To many observers, Donald Trump’s open bellicosity – his threats to attack Greenland and Iran, and his recent kidnapping of Venezuela’s president, Nicolás Maduro – looks like an ideological reversal. “Donald Trump betrayed his MAGA base today [by] launching a war of choice to bring regime change in Venezuela,” tweeted Democratic congressman Ro Khanna on 3 January. The day before, former Republican representative Marjorie Taylor Greene wrote: “President Trump threatening war and sending in troops to Iran is everything we voted against in ‘24.” On 20 January, National Public Radio reported that “Trump supporters share confusion and anger over the president’s focus on Greenland”.

The sense of whiplash is understandable. As a candidate, Trump often denounced war. Now he is infatuated with it. But while Trump seems uniquely set on dismantling the postwar order in the service of his quest for global domination, there is precedent for his transformation.

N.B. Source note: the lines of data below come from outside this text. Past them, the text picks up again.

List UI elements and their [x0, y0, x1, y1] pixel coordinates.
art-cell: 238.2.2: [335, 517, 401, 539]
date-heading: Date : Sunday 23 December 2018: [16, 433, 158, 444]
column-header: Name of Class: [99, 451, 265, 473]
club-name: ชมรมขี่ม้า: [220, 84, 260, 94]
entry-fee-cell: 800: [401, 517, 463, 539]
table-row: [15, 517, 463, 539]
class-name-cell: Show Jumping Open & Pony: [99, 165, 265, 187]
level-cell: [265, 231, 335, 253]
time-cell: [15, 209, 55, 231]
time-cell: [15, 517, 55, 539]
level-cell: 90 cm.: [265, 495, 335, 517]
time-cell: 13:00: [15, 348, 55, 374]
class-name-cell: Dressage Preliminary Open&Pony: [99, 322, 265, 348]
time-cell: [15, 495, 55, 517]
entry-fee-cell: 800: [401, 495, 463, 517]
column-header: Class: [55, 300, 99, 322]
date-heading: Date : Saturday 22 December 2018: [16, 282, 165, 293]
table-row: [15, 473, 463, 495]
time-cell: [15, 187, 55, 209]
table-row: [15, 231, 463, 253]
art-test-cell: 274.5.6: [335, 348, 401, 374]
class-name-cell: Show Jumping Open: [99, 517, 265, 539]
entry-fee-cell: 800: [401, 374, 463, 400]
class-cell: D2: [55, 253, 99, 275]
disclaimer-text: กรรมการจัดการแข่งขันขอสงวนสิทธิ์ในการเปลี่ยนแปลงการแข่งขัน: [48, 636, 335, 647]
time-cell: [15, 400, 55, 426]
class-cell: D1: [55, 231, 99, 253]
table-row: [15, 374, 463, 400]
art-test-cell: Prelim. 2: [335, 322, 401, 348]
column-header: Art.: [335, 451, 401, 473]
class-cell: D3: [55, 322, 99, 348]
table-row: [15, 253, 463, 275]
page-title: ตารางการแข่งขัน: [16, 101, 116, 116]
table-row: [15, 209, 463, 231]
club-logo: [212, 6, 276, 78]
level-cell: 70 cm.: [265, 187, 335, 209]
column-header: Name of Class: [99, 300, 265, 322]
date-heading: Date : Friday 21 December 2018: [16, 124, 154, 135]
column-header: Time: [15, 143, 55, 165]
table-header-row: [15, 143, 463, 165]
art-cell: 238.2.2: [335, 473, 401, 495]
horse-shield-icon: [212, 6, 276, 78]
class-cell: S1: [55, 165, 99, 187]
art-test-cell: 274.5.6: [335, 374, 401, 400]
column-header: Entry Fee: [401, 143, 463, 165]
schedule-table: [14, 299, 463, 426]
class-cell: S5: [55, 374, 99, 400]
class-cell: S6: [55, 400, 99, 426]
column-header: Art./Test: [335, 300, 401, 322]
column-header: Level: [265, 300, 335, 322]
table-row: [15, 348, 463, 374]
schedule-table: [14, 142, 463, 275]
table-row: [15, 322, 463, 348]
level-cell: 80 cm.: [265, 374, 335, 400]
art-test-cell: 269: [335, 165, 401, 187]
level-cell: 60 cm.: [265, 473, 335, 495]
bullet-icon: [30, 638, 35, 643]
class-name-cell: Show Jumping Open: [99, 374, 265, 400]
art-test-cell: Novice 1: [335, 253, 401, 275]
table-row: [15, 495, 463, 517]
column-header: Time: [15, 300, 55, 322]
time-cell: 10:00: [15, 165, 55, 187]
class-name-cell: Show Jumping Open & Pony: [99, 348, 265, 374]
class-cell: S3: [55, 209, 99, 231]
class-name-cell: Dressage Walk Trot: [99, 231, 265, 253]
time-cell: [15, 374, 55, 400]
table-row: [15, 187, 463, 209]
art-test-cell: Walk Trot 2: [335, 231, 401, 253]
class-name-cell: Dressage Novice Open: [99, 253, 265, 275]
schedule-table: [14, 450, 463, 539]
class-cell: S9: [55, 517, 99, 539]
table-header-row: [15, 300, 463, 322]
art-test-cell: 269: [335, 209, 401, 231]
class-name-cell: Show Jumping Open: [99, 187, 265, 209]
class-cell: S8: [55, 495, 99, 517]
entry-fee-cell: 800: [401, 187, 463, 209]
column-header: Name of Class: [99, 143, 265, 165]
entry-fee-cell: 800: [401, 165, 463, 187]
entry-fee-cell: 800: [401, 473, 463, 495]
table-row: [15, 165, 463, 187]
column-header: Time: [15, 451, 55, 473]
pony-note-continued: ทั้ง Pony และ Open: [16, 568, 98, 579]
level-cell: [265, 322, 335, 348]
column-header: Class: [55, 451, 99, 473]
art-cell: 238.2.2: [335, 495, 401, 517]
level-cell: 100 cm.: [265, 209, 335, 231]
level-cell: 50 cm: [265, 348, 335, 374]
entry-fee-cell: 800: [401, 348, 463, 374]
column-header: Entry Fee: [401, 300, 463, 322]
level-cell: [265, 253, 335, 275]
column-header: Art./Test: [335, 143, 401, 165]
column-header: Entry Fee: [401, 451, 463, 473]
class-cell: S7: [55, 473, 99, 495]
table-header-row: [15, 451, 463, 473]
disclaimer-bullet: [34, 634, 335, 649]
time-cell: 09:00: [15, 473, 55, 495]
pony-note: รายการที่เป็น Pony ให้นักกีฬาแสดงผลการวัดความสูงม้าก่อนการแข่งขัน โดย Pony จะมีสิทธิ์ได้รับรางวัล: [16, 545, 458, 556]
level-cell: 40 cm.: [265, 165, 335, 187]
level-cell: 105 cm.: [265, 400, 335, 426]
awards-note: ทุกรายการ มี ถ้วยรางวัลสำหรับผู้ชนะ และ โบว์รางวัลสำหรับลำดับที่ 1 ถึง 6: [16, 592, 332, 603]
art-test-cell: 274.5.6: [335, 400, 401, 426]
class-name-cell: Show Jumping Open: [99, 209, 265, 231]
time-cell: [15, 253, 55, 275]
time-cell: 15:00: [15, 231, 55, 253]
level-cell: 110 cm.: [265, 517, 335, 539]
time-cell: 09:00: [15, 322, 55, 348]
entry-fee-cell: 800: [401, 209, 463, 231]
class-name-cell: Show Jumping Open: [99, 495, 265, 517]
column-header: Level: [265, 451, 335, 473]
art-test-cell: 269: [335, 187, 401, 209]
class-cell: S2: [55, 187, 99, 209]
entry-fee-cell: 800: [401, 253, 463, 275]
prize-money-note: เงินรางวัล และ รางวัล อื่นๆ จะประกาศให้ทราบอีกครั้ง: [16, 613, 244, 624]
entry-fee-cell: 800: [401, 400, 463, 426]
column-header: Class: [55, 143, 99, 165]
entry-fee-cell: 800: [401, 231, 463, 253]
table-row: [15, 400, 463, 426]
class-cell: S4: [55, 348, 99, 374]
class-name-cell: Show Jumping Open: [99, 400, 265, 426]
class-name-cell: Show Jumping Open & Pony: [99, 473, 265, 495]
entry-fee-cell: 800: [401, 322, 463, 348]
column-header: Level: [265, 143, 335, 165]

Presidencies are not static. They evolve. And over the last half-century of US foreign policy, one pattern is clear: the more time passes since America’s last calamitous war, and the more presidents use military force without encountering costly resistance, the more aggressive they become. Successful wars are intoxicating; they turn doves into hawks. It happened in the decades between Vietnam and Iraq. And it is happening to Donald Trump today.

History also shows that hubris of the kind presently emanating from this White House generally ends in disaster.